Fair Credit Reporting Act
Like other states, the Fair Credit Reporting Act (FCRA) governs the process of conducting Louisiana background checks. The FCRA make up the federal codes that regulate credit-reporting agencies and other third-party vendors that provide background information on individuals. FCRA determines what information background screening reports may contain. Before authorizing a screening report, employers or other organizations must inform the person of the investigation before proceeding and obtain his or her written consent.
These laws do not apply to screening conducted with in-house personnel or for jobs that pay in excess of $75,000 annually. FCRA does not apply to Louisiana private residents who conduct background checks.

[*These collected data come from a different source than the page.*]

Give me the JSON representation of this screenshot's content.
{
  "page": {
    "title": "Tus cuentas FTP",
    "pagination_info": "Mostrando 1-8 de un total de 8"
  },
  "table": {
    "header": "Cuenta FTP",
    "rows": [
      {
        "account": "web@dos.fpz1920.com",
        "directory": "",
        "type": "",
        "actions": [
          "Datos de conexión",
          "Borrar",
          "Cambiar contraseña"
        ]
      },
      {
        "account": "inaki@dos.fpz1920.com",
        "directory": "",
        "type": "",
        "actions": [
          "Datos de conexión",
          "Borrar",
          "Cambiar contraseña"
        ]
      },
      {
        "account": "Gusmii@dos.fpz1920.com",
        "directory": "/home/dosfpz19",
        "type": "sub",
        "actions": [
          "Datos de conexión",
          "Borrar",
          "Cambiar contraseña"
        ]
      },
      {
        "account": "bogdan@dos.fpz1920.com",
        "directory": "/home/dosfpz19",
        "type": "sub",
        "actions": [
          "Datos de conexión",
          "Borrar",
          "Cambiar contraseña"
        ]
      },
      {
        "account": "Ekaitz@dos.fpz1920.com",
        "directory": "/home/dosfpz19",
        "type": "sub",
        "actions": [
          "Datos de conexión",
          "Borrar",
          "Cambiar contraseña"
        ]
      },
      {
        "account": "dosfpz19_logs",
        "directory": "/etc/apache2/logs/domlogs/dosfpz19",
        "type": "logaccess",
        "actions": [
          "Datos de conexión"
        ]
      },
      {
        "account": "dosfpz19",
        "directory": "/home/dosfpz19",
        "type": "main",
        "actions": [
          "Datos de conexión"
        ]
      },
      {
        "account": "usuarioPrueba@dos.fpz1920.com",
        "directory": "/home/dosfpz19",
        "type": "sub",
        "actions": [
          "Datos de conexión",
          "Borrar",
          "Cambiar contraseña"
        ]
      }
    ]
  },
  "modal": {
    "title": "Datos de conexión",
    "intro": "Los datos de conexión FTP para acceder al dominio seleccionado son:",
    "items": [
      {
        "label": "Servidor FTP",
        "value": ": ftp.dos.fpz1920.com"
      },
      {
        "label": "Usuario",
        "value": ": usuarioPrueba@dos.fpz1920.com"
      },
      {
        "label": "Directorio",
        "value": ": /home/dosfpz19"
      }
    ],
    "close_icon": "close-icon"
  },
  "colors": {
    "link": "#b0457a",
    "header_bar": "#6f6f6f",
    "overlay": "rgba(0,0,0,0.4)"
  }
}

FCRA (Part 615 - Code of Federal Regulations) states that whenever an employer makes an adverse decision based on information contained in a screening report obtained from a background screening company or credit agency, the organization has the obligation to send a written notice to the person informing him or her of the decision. The company must also furnish to the individual the name and address of the agency that provided the information and advise the person of his or her right to see a copy of the background report.
It is illegal for third-party vendors to release background check records that contain information related to a person's medical condition for employment purposes or for making decision related to granting credit or insurance transactions. A person may give his clear consent for the release of medical information if the medical information is relevant to the job or influences the job or the granting or credit. In addition, the regulation allow for the release of medical records if it relates to accounts or transactions associated with the delivery of medical services.
The law specifies that certain adverse information can only appear in background check reports for a period of seven years. This includes civil suits, civil judgments, records of arrest and paid tax liens. Collection accounts and charged to profit and loss accounts also have a seven year limitation. Bankruptcies may appear in background checks up to ten years. Information related to criminal convictions may be reported in investigatory reports indefinitely. The exceptions to this rule are certain misdemeanor crimes that Louisiana statutes allow individuals to petition the courts to have the records expunged or sealed from public records.